I'm also reminded of Radio Shack. Boy, they were the thing in their day, but once they stopped doing what they were famous for - because buying ready made was quicker, or people stopped wanting to do it themselves - that's when the writing was on the wall for them.

Too bad they didn't start stocking computer parts. But then TigerDirect and CompUSA are no longer either. Well, they died in NC. And when a computer store dies in the middle of a mini-Silicon Isle or whatever the Raleigh-Chapel Hill-Durham Triangle was known for, then it is bad.

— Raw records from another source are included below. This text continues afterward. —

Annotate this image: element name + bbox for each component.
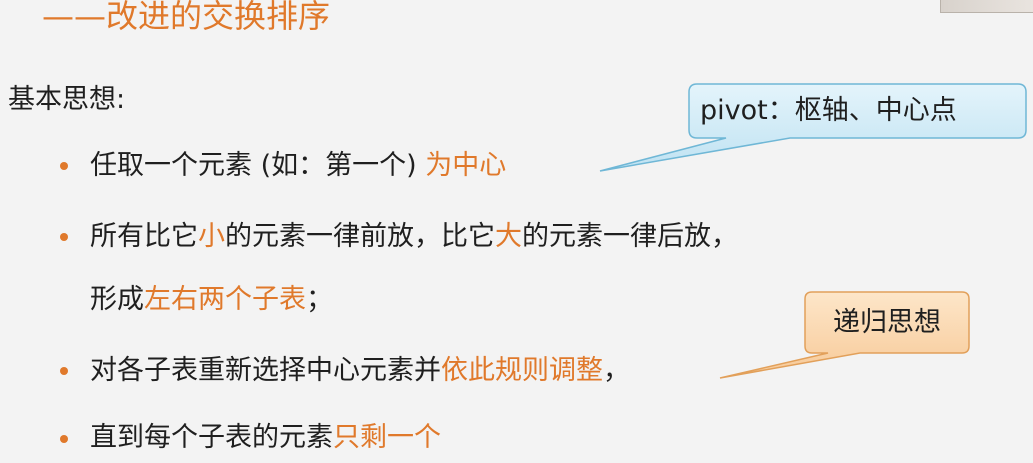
pivot-callout-text: pivot：枢轴、中心点 [700, 95, 957, 126]
callout-shapes [599, 83, 1027, 379]
recursion-callout-text: 递归思想 [833, 307, 941, 338]
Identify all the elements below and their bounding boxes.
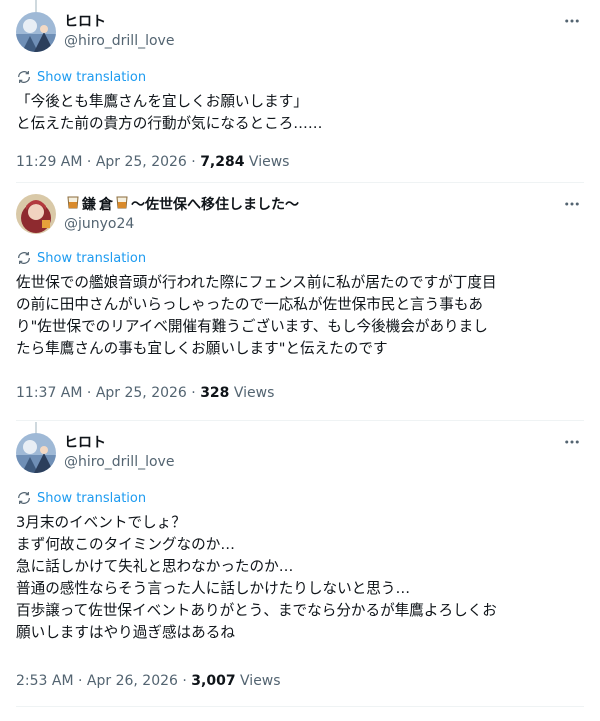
show-translation-label: Show translation [37,490,147,506]
more-options-button[interactable] [562,432,582,452]
translate-icon [18,492,30,504]
post-text-line: 百歩譲って佐世保イベントありがとう、までなら分かるが隼鷹よろしくお [16,602,497,619]
post-text-line: まず何故このタイミングなのか… [16,536,235,553]
post-time[interactable]: 11:37 AM [16,385,82,401]
display-name-part[interactable]: 鎌 [82,194,96,214]
post-text-line: り"佐世保でのリアイベ開催有難うございます、もし今後機会がありまし [16,318,488,335]
meta-separator: · [73,673,87,689]
show-translation-label: Show translation [37,69,147,85]
author-handle[interactable]: @junyo24 [64,216,134,232]
display-name-part[interactable]: 〜佐世保へ移住しました〜 [131,194,299,214]
meta-separator: · [186,385,201,401]
post-divider [16,706,584,707]
meta-separator: · [186,154,201,170]
translate-icon [18,71,30,83]
meta-separator: · [82,154,96,170]
avatar[interactable] [16,433,56,473]
post[interactable]: ヒロト @hiro_drill_love Show translation 「今… [0,0,600,180]
avatar[interactable] [16,194,56,234]
post-text-line: 3月末のイベントでしょ？ [16,514,186,531]
post-date[interactable]: Apr 25, 2026 [96,385,187,401]
post[interactable]: ヒロト @hiro_drill_love Show translation 3月… [0,421,600,721]
display-name[interactable]: ヒロト [64,11,106,31]
more-options-button[interactable] [562,194,582,214]
author-name-line: 鎌 倉 〜佐世保へ移住しました〜 [64,194,299,214]
post-text: 3月末のイベントでしょ？ まず何故このタイミングなのか… 急に話しかけて失礼と思… [16,512,586,644]
post-text-line: たら隼鷹さんの事も宜しくお願いします"と伝えたのです [16,340,388,357]
meta-separator: · [177,673,192,689]
post-text-line: の前に田中さんがいらっしゃったので一応私が佐世保市民と言う事もあ [16,296,484,313]
show-translation-link[interactable]: Show translation [16,250,146,266]
views-count: 328 [200,385,230,401]
views-label: Views [235,673,281,689]
show-translation-link[interactable]: Show translation [16,490,146,506]
display-name[interactable]: ヒロト [64,432,106,452]
whisky-glass-emoji [115,195,129,213]
post-meta: 2:53 AM · Apr 26, 2026 · 3,007 Views [16,673,281,689]
post-time[interactable]: 11:29 AM [16,154,82,170]
post-time[interactable]: 2:53 AM [16,673,74,689]
views-label: Views [244,154,290,170]
more-horizontal-icon [565,202,579,206]
more-options-button[interactable] [562,11,582,31]
post-text-line: 願いしますはやり過ぎ感はあるね [16,624,235,641]
post-text-line: 「今後とも隼鷹さんを宜しくお願いします」 [16,93,308,110]
post-meta: 11:29 AM · Apr 25, 2026 · 7,284 Views [16,154,289,170]
post-text-line: 普通の感性ならそう言った人に話しかけたりしないと思う… [16,580,411,597]
author-name-line: ヒロト [64,11,106,31]
avatar[interactable] [16,12,56,52]
views-count: 3,007 [191,673,236,689]
post-date[interactable]: Apr 26, 2026 [87,673,178,689]
show-translation-link[interactable]: Show translation [16,69,146,85]
show-translation-label: Show translation [37,250,147,266]
post-text-line: 急に話しかけて失礼と思わなかったのか… [16,558,294,575]
author-name-line: ヒロト [64,432,106,452]
post[interactable]: 鎌 倉 〜佐世保へ移住しました〜 @junyo24 Show translati… [0,183,600,420]
more-horizontal-icon [565,19,579,23]
author-handle[interactable]: @hiro_drill_love [64,33,174,49]
post-text-line: と伝えた前の貴方の行動が気になるところ…… [16,115,323,132]
meta-separator: · [82,385,96,401]
views-label: Views [229,385,275,401]
post-date[interactable]: Apr 25, 2026 [96,154,187,170]
translate-icon [18,252,30,264]
post-text: 「今後とも隼鷹さんを宜しくお願いします」 と伝えた前の貴方の行動が気になるところ… [16,91,586,135]
post-text: 佐世保での艦娘音頭が行われた際にフェンス前に私が居たのですが丁度目 の前に田中さ… [16,272,586,360]
whisky-glass-emoji [66,195,80,213]
more-horizontal-icon [565,440,579,444]
post-text-line: 佐世保での艦娘音頭が行われた際にフェンス前に私が居たのですが丁度目 [16,274,497,291]
views-count: 7,284 [200,154,245,170]
display-name-part[interactable]: 倉 [99,194,113,214]
author-handle[interactable]: @hiro_drill_love [64,454,174,470]
post-meta: 11:37 AM · Apr 25, 2026 · 328 Views [16,385,274,401]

There are still people who would rather buy parts off the shelf, but you have to go to the internet for that. Less overhead than brick and mortar.

Technomad said...

I buy a lot of stuff online, partly because I live in a small town a distance from metro areas and the local stores often don't have what I want and can't or won't order it in for me. The savings also appeal to me---I'm quite poor.

deb harvey said...

inventory from afar is a problem. wanted a thing the particular store is known to carry. asked for it to be ordered but was told the locals had no influence. it is all done from central office . and the manager never knew what was coming until it was delivered.
that never worked in the soviet union--people who were harvesting had to wait months for a tractor part. meanwhile they had plenty to eat but people in the rest of the country were going without. a terrible system.
many years ago had a baby in spring. in october went to buy a snowsuit. store was full of bathing suits. it was snowing outside. clerk said order from catalog. why didn't i get one earlier. babies grow and i didn't know what size snowsuit to get earlier.
i said you know there is a blizzard outside? shoulder shrug, we don't have any in stock.